Les policiers municipaux sont accusés à tort ou à raison d'être auteurs de plusieurs abus contre les populations
Depuis plusieurs mois, un profond malaise s’installe dans les relations entre la population ivoirienne et la police municipale. Déployée dans les 113 communes du pays, cette force censée faire respecter l’ordre urbain se retrouve aujourd’hui au cœur de nombreuses controverses. Accusée de dérives graves telles que le racket, les violences, les contrôles illégaux ou encore les abus d’autorité, la police municipale fait face à une vague de contestation sans précédent.
La majorité des plaintes concernent l’extorsion financière, le harcèlement, les menaces ainsi que les saisies abusives de biens. Ces accusations, de plus en plus relayées sur les réseaux sociaux, trouvent un écho dans les témoignages de citoyens qui dénoncent un climat de peur entretenu par certains agents municipaux.
« Ils nous traitent comme des criminels. Ils saisissent nos marchandises sans reçu et exigent de l'argent pour les restituer », affirme Mariam, vendeuse de vêtements à Yopougon, qui dit avoir versé 5 000 FCFA pour récupérer ses biens. Sans reçu.
« Ils nous arrachent les clés du véhicule sans motif. Ils n’ont même pas le droit de vérifier nos papiers », se plaint Koffi, chauffeur de gbaka à Treichville, estimant que ce rôle revient exclusivement à la police nationale.
Des pratiques hors cadre légal
Le rôle de la police municipale est défini par le décret n° 2015-101 du 18 février 2015, lequel ne lui confère aucune compétence en matière de contrôle routier ni de verbalisation pour infraction au code de la route. Pourtant, les témoignages se multiplient : contrôles routiers illégaux, amendes perçues sans reçu, immobilisations de véhicules…
Face à ces dérives, M. Jean Bonin, juriste et président de l’organisation FIER, a interpellé le ministère de l’Intérieur : « Nous avons identifié des contraventions dressées par des policiers municipaux pour des infractions routières, avec des amendes encaissées dans les caisses des mairies. C’est illégal. Ces recettes ne figurent même pas dans la nomenclature budgétaire des communes. »
En juin 2015 déjà, Fidèle Yapi, directeur général de la décentralisation et du développement local, rappelait : « La police municipale a pour mission d’assurer, sur le territoire communal, la sécurité, la quiétude des populations et, dans le cadre de l’accroissement des recettes, de contrôler les cartes de stationnement, les patentes et de vérifier si les taxes municipales régies par délibération sont acquittées. En dehors de cela, elle n’est pas compétente pour contrôler les pièces d’un véhicule. Cela relève de la police nationale. »

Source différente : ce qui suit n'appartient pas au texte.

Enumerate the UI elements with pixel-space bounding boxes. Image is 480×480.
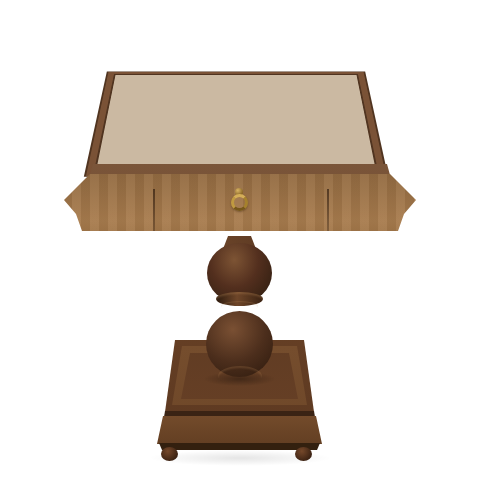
chess-table-photo: [0, 0, 480, 480]
bun-foot-left: [161, 447, 178, 461]
tabletop-frame: [86, 72, 386, 176]
pedestal-foot-disc: [218, 366, 262, 386]
drawer-seam-left: [153, 189, 155, 231]
drawer-ring-pull-icon: [231, 194, 248, 211]
drawer-seam-right: [327, 189, 329, 231]
chessboard: [95, 75, 380, 174]
bun-foot-right: [295, 447, 312, 461]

Des missions essentielles, mais détournées
La police municipale ivoirienne est censée jouer un rôle crucial dans le maintien de l’ordre local : sécurisation des marchés, salubrité publique, lutte contre les nuisances, surveillance des écoles, et gestion des catastrophes. Elle collabore également avec la police nationale et la gendarmerie pour garantir la sécurité publique. Certaines interventions, telles que la saisie de plus d’une tonne de viande de bœuf impropre à la consommation à Yopougon, ou encore le déguerpissement de zones insalubres à Abobo, illustrent que des missions de salubrité et de santé publique sont bel et bien assurées. Mais ces actions positives peinent à contrebalancer les nombreux abus rapportés quotidiennement.
Déjà en 2023, lors d’une conférence sur les difficultés du secteur du transport, Soumahoro Mamadou, président de la Maison des Transporteurs de Côte d’Ivoire, tirait la sonnette d’alarme : « Les transporteurs souffrent surtout à cause des rackets. Aujourd’hui, la police municipale a empiré la situation. C’est du jamais vu dans la sous-région. » Deux ans plus tard, les mêmes doléances persistent, mais les tensions sont devenues encore plus visibles.
Que faire ?
La résolution de ce malaise profond exige une action politique claire et coordonnée. Car au-delà du décret de 2015, certains maires ont attribué à la police municipale des prérogatives élargies par arrêtés locaux. En 2022, RTI Info avait interrogé un responsable de la mairie de Yopougon, qui déclarait : « Certains se sont étonnés de voir des policiers municipaux contrôler les pièces des véhicules. Mais cela fait partie de nos prérogatives, conformément à l’arrêté n° 29 du 24 septembre 2021 relatif au transport des tricycles, et à l’arrêté n° 27 du même jour sur la circulation routière dans la commune. » Une clarification s’impose donc pour harmoniser les textes et éviter les abus, tout en prévenant le désordre juridique.
En définitive, une réforme structurelle s’avère plus qu’urgente. Faute de quoi, la fracture entre la police municipale et les citoyens continuera de se creuser, mettant en péril la mission même de cette force : garantir la sécurité, la tranquillité et la salubrité des populations locales.